The “beast” is hungry because it’s grown thin from being fed slimmer rations than it was designed for. It wants a normal dinner. If that’s not possible then yes we will need to figure out other solutions, but it is not clear to us right now that it is “not possible.”

But like… I hear everyone else too – people do not enjoy providing written feedback for each other. Evals are not “fun” to fill out. Feedback is not “fun” to give. Especially when it’s not positive. It’s literal work to do this, and it’s literal work to synthesize three days of behavior by twenty-seven humans. And that makes it even harder to ask or to repeatedly remind people about. This is a huge concern and we are absolutely aware of it (even though it is a core expectation for leadership.)

The feedback provided here, about the disutility of awarding the “minimum” level we’re certain of, and the fact that Certification isn’t available for officials that don’t apply, is heard – Oversight will discuss this in our next meeting as well.

In general: The concept of Cert is doomed to fail for the purpose of helping staffing decisions on a large scale.

I think I am misunderstanding this concept since Cert has been effectively used this way for nearly fifteen years. TOSP’s 2024 P&P states that they used Cert. Uncertified officials at Champs does not conflict with this, either, because Cert is only meant to be one part of the equation. So…if it was doomed to fail, surely it would have failed by now? Or failed to have succeeded many years ago?

We are quite short of perfection, but imperfect is not failure. In many cases we have fallen short of our goals, but that is also not failure. If you see us as being on a downward trajectory, I’m not sure I understand why from your comments.

more useful and less work for all parties involved would be maintaining a (moderated) repository of evals/references

I personally love this idea – it is in line with what the Feedback Committee is being created to generate. Even sooner, we could start making Cert’s two-to-three-page summaries public, or public if an officials requests it. Of course, there are serious concerns with this as well, but, in addition to the disutility of minimum-cert levels, we also hear that Cert would be more helpful to the world if we produced more public information than we currently do.

(Thanks all and please continue to comment here with your thoughts!)

Cert was also promised access to at least part of the detailed information, which is a very different situation from the 2 bits that everybody else has.
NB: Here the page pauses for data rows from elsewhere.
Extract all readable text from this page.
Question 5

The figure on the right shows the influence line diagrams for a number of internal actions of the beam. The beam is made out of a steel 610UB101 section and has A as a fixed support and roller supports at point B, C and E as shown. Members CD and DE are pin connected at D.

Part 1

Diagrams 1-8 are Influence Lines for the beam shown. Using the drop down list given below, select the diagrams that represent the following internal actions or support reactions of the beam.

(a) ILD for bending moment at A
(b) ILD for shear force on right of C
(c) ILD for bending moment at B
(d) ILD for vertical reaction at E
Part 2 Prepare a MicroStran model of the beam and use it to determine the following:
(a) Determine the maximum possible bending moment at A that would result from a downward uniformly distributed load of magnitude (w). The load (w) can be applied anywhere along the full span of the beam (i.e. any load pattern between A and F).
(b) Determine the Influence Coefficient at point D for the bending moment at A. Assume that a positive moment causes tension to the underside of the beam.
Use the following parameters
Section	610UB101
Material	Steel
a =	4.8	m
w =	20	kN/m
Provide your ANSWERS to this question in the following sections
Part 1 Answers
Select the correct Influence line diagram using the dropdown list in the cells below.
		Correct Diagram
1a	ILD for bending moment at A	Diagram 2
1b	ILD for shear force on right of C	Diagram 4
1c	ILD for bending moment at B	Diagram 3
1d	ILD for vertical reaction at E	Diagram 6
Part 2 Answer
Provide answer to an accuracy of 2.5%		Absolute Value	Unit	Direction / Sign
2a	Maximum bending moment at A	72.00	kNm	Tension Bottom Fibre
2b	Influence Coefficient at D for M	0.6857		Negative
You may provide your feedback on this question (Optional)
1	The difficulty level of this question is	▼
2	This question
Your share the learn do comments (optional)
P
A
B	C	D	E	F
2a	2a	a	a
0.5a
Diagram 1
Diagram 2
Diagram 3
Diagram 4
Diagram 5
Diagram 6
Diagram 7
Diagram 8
I fail to see scenarios where knowing someone’s Cert level would help a staffing decision, beyond some edge cases. But I am open to being shown that I am just oblivious here.

Maybe a low-effort way of doing this is to put each summary into a google-doc owned and exclusively writable by a Cert account (so authenticity can be verified) and readable for everyone with the link, but the official is in control of distributing the link to parties they think would be helped by the info (so they control access to the data relating to them). (I may be missing other possible problems due to never having seen one of those summaries.)